En 1998, l'Iran avait remporté son match face aux Etats-Unis.L'Iran n'a pas eu la partie facile lors des éliminatoires de la Coupe du monde. Après l'échec subi en 2002 qui avait entraîné le départ de Blazevic, Branko Ivankovic son adjoint d'alors, avait pris les rênes de l'équipe. L'objectif majeur fixé par la Fédération est de mettre en place une sélection capable de rejoindre l'Allemagne en 2006. Pour sa première compétition à la tête de l'équipe iranienne, Ivankovic remporte les Jeux d'Asie avec la Melli ! Un succès qui l'aidera à poursuivre dans la voie du rajeunissement de l'équipe. Seuls certains cadres comme Ali Daei, Ali Karimi, Vahid Hashemian ou Medi Mahdavikia conserveront leur place. Ces joueurs, qui faisaient davantage figure d'incontournables, seront les guides pour la nouvelle génération.
Lors des éliminatoires de la Coupe du monde l'Iran va tout de même se faire une petite frayeur avec un revers concédé à domicile face à la Jordanie (0-1). Heureusement pour les hommes de Brankovic, ce sera le seul accroc de cette première phase. Lors du match retour, la Melli s'impose (2-0) et s'assure quasiment une place pour la dernière phase. Un sprint final plutôt bien négocié avec notamment une victoire et une défaite contre le Japon, premier du groupe. Concernant l'Iran, mis à part un match nul concédé contre Bahreïn, le reste se déroulera sans aucun problème.
La politique mise en place par Brankovic a donc fonctionné à merveille.
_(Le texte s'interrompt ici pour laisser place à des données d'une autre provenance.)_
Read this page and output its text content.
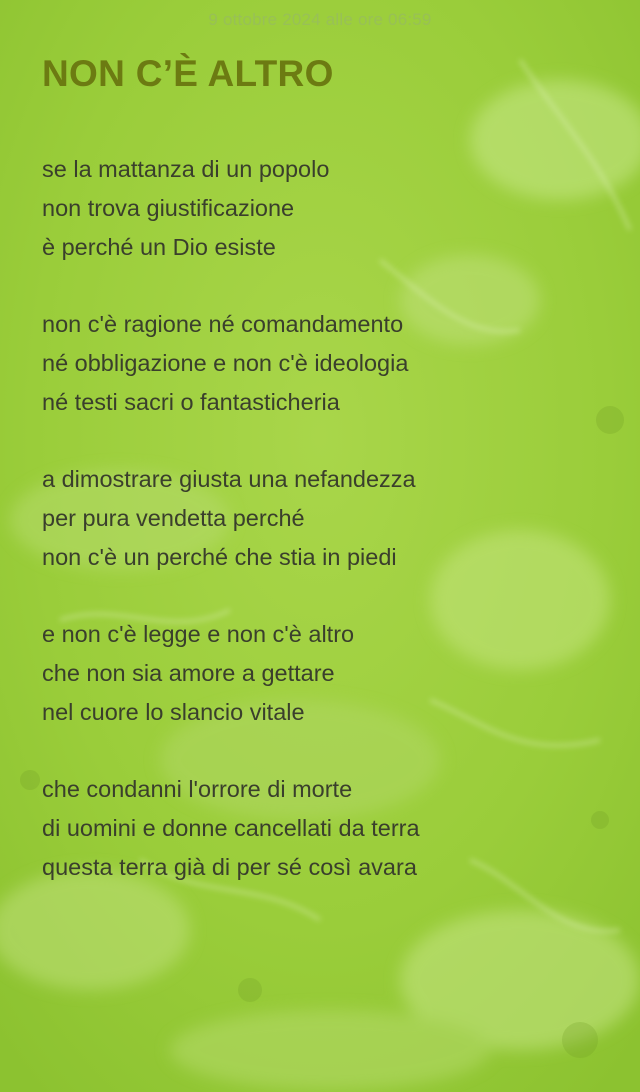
9 ottobre 2024 alle ore 06:59
NON C’È ALTRO
se la mattanza di un popolo
non trova giustificazione
è perché un Dio esiste
non c'è ragione né comandamento
né obbligazione e non c'è ideologia
né testi sacri o fantasticheria
a dimostrare giusta una nefandezza
per pura vendetta perché
non c'è un perché che stia in piedi
e non c'è legge e non c'è altro
che non sia amore a gettare
nel cuore lo slancio vitale
che condanni l'orrore di morte
di uomini e donne cancellati da terra
questa terra già di per sé così avara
Les jeunes pousses ont emboîté le pas des cadres de l'équipe, assurant même le coup pendant les absences répétées des européens pas toujours mis à disposition par leur club. Le premier pari est gagné.
La star
Ali Daei est l'incontestable guide de cette sélection iranienne. Véritable pionnier, il est le premier à avoir tenté sa chance en Allemagne passant par Bielefeld, le Bayern Munich puis le Hertha Berlin. Une voie ouverte pour plusieurs de ses compatriotes dont Mahdavikia, Zandi, Karimi ou Hashemian. Meilleur buteur de tous les temps en sélection, il reste la référence de cette équipe en attaque. Avec plus de cent buts à son actif et quasiment treize saisons en équipe nationale, il pourrait avoir perdu la flamme.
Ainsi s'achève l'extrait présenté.